There is a LongRange, which exposes a method count(), by Iterable<T> extension:

package kotlin.collections

// file: _Collections.kt

public fun <T> Iterable<T>.count(): Int {
    if (this is Collection) return size
    var count = 0
    for (element in this) checkCountOverflow(++count)
    return count
}

But calling this method may cause an exception, as the return type is Int.

Simplest example to cause the exception:

 (0..Long.MAX_VALUE).count()

Exception:

Exception in thread "main" java.lang.ArithmeticException: Count overflow has happened.
	at kotlin.collections.CollectionsKt__CollectionsKt.throwCountOverflow(Collections.kt:485)
	at kotlin.collections.CollectionsKt___CollectionsKt.count(_Collections.kt:1772)
	at aoc.day5.IngredientsInventory.countAllFresh(Day5.kt:29)
	at aoc.day5.Day5Kt.main(Day5.kt:91)
	at aoc.day5.Day5Kt.main(Day5.kt)

Should it be considered a bug? :slight_smile:

General rule in Kotlin/Java, but also many other langs is that the size of arrays or collections is limited to 32 bit. It is just not very useful to go into bigger sizes due to memory and CPU.

Ranges are a kind of special case, and the only question is if it makes sense to provide a specific size/count operation for them. As you noted, currently they don’t even provide a special implementation, so count() is not based on math, it literally goes item after item and counts them. It is not feasible to count items like this over the 32 bit limit.

BTW, (0..Long.MAX_VALUE).count() would overflow even a long.

3 Likes

It’s clear why this happens, but the question remains unanswered: should this be part of the public API?

So this is only my personal opinion, but I think not. First of all, we shouldn’t think in terms of: “because it is a range of longs, count should be a long as well”. Type of the range and the type of the size are two separate things, we don’t expect ('a'..'z').count() to return a char after all.

Second, while I see nice benefits of this, e.g.: (0 .. 1000000 step 7).count(), I think it is not worth added complexity, breaking the standard that sizes are integers and it definitely doesn’t pass the minus 100 points rule. But again, this is only my opinion.

1 Like

I’m not exactly sure what you’re asking here. First you asked if the demonstrated behaviour should be considered a bug, now you’re asking if it should be part of the public API. If WHAT should be part of the public API?

Well,

If this is a bug (the method throws an exception for valid input), then I believe it should be fixed - and I’d be happy to report it. If it’s not considered a bug, then I’m unsure whether this behavior should be part of the public API, because valid code can end up throwing an exception.

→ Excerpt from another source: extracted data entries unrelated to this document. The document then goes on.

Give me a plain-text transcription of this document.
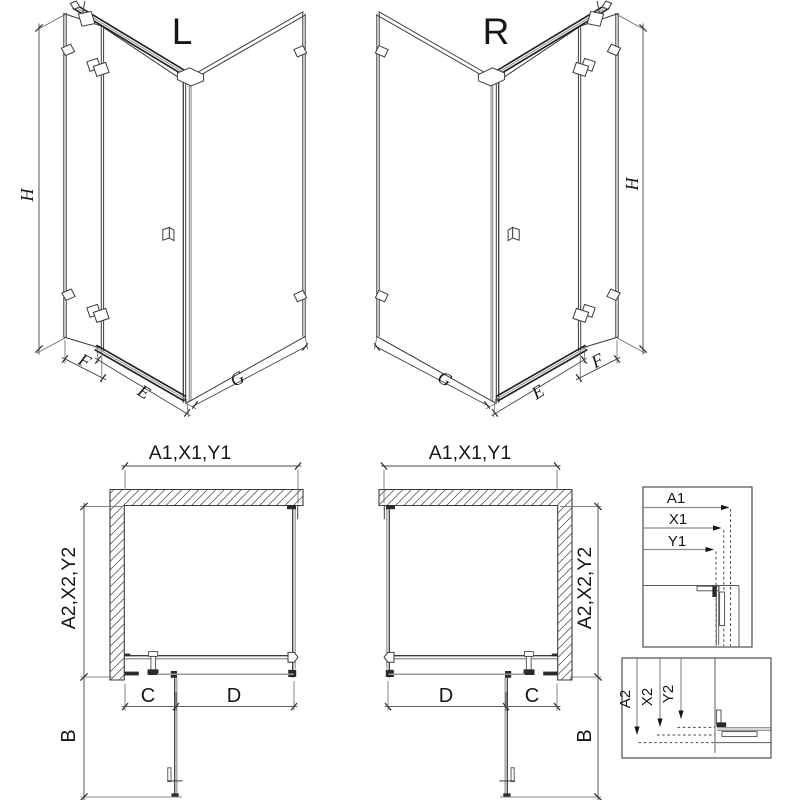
L
H
F
E
G
R
H
F
E
G
A1,X1,Y1
A2,X2,Y2
B
C	D
A1,X1,Y1
A2,X2,Y2
B
D	C
A1
X1
Y1
A2 X2 Y2
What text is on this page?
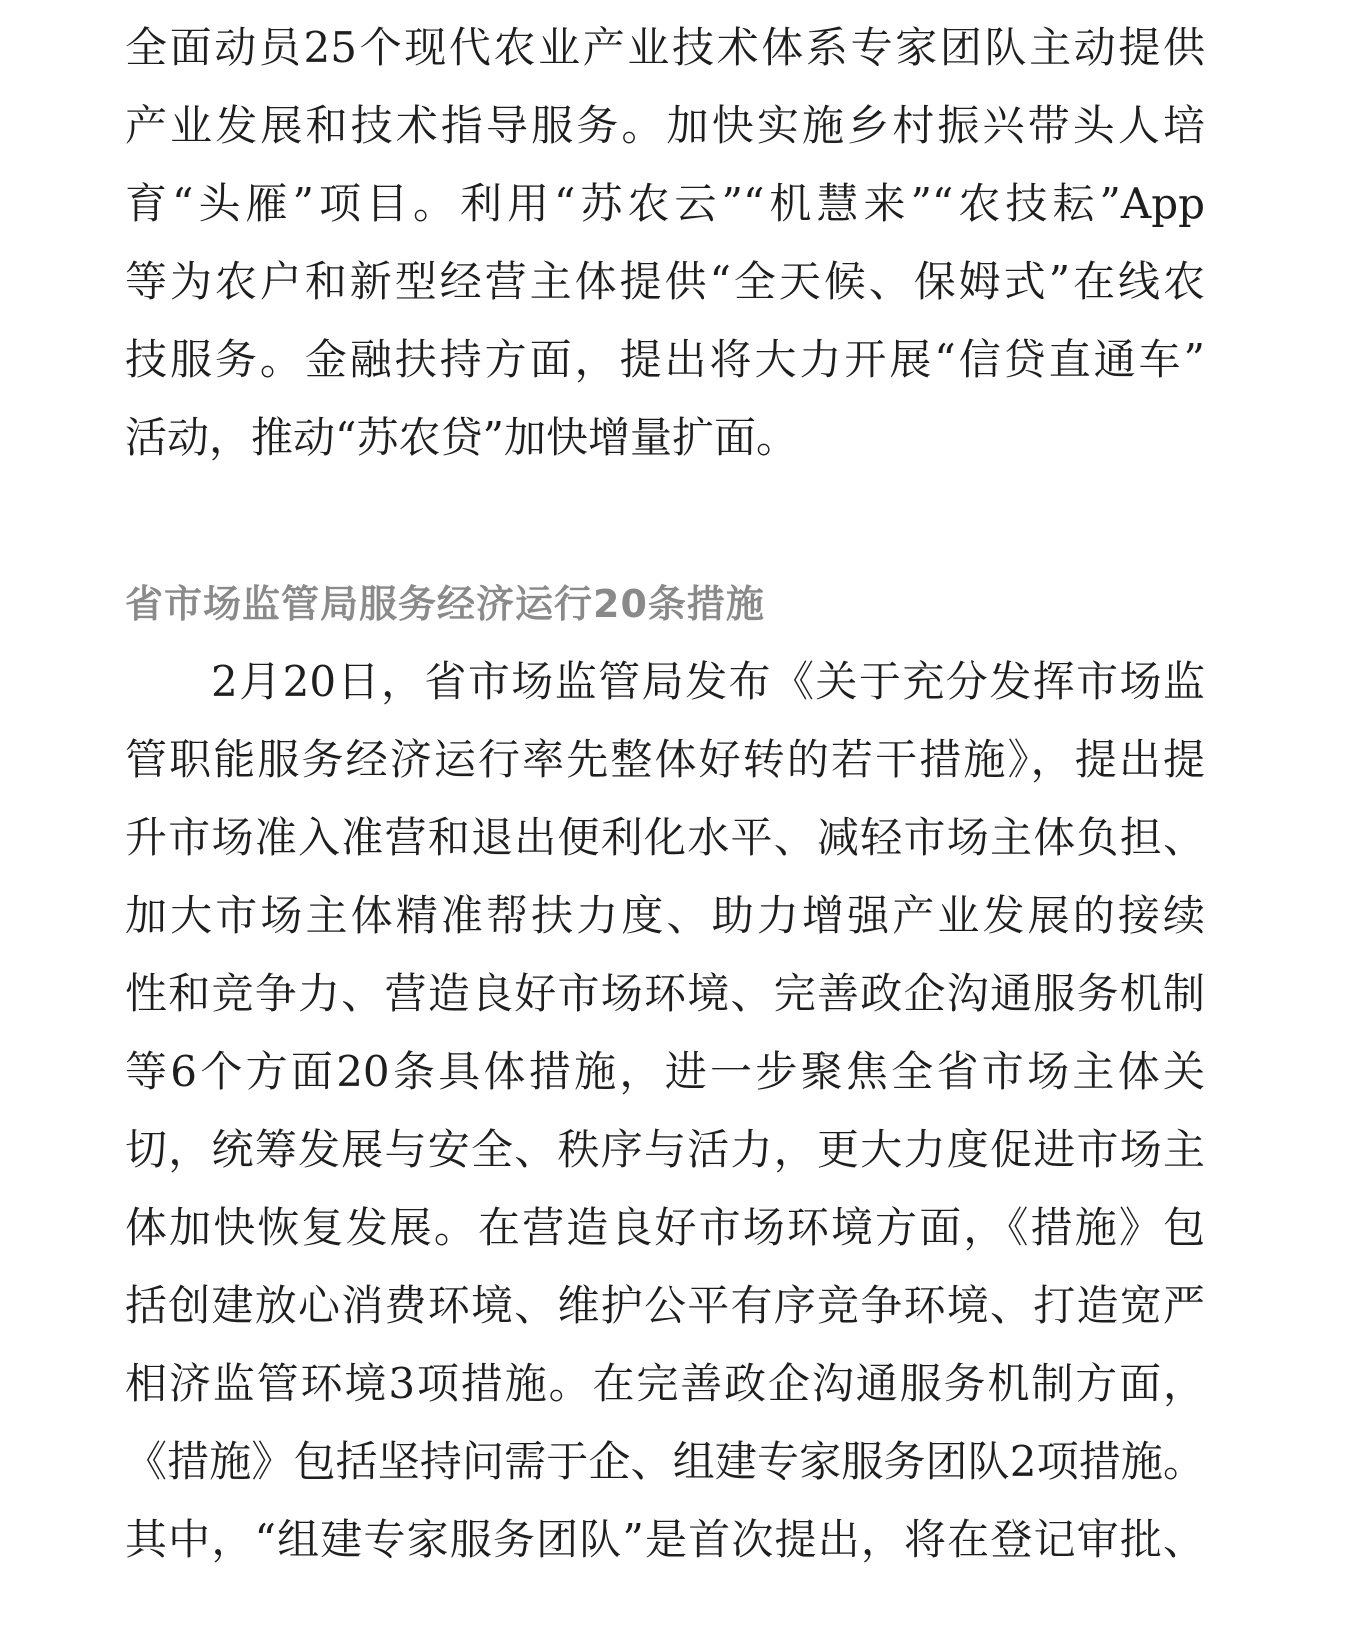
全面动员25个现代农业产业技术体系专家团队主动提供
产业发展和技术指导服务。加快实施乡村振兴带头人培
育“头雁”项目。利用“苏农云”“机慧来”“农技耘”App
等为农户和新型经营主体提供“全天候、保姆式”在线农
技服务。金融扶持方面，提出将大力开展“信贷直通车”
活动，推动“苏农贷”加快增量扩面。
省市场监管局服务经济运行20条措施
2月20日，省市场监管局发布《关于充分发挥市场监
管职能服务经济运行率先整体好转的若干措施》，提出提
升市场准入准营和退出便利化水平、减轻市场主体负担、
加大市场主体精准帮扶力度、助力增强产业发展的接续
性和竞争力、营造良好市场环境、完善政企沟通服务机制
等6个方面20条具体措施，进一步聚焦全省市场主体关
切，统筹发展与安全、秩序与活力，更大力度促进市场主
体加快恢复发展。在营造良好市场环境方面，《措施》包
括创建放心消费环境、维护公平有序竞争环境、打造宽严
相济监管环境3项措施。在完善政企沟通服务机制方面，
《措施》包括坚持问需于企、组建专家服务团队2项措施。
其中，“组建专家服务团队”是首次提出，将在登记审批、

I fully agree with @broot, that count() usually returns an Int, and that its implementation for ranges is inefficient, since it effectively iterates through the entire range. But sometimes it is actually useful (and work as expected).

However, the current situation - where it’s easy to write code that unexpectedly throws - doesn’t seem ideal to me. I’d compare it to Guava’s ImmutableCollections: you can call collection.add(item), but you’ll get an exception, which feels counterintuitive.

So what am I asking? I’d simply like to understand the reasoning behind this public API design before deciding whether to report a bug or submit a feature request. :slight_smile:

@przemek.materna

count’s documentation should reflect this behavior, and in that sense it’s a bug.

Another problem with count’s behavior is that for collections containing more than Int.MAX_SIZE elements (which is not something that practical, although I can imagine some reasonable Set implementations containing that many elements) the function will return Collection.size’s value, which is unspecified for such “huge” collections. :neutral_face:

In my personal opinion, this is actually backwards. Java has this artificial limit of 31-bit (signed) arrays or collections, while most languages evolved and use a separate “size integer” type (C/C++ size_t, Rust/Zig usize) or default to 64-bit int (Go, Swift, Julia). I could agree some 15 years ago, but the 2GB limit for a ByteArray is not practical anymore and sometimes even hinders performance. Also, 2^32 is not as big of a number some people make it to be - A 4.2GHz processor does the same number of clock cycles in a single second.

On a related note, I can’t even tell why in Java FileChannel.map takes long size but has an explicit requirement that the value:

must be non-negative and no greater than Integer.MAX_VALUE

Sadly, it’s way too late to correct the behavior on the JVM. I believe the exception thrown here is correct – count did indeed overflow – but the documentation should reflect this behavior (if the number of elements is greater than Integer.MAX_VALUE the function throws) and consistent for large collections as well.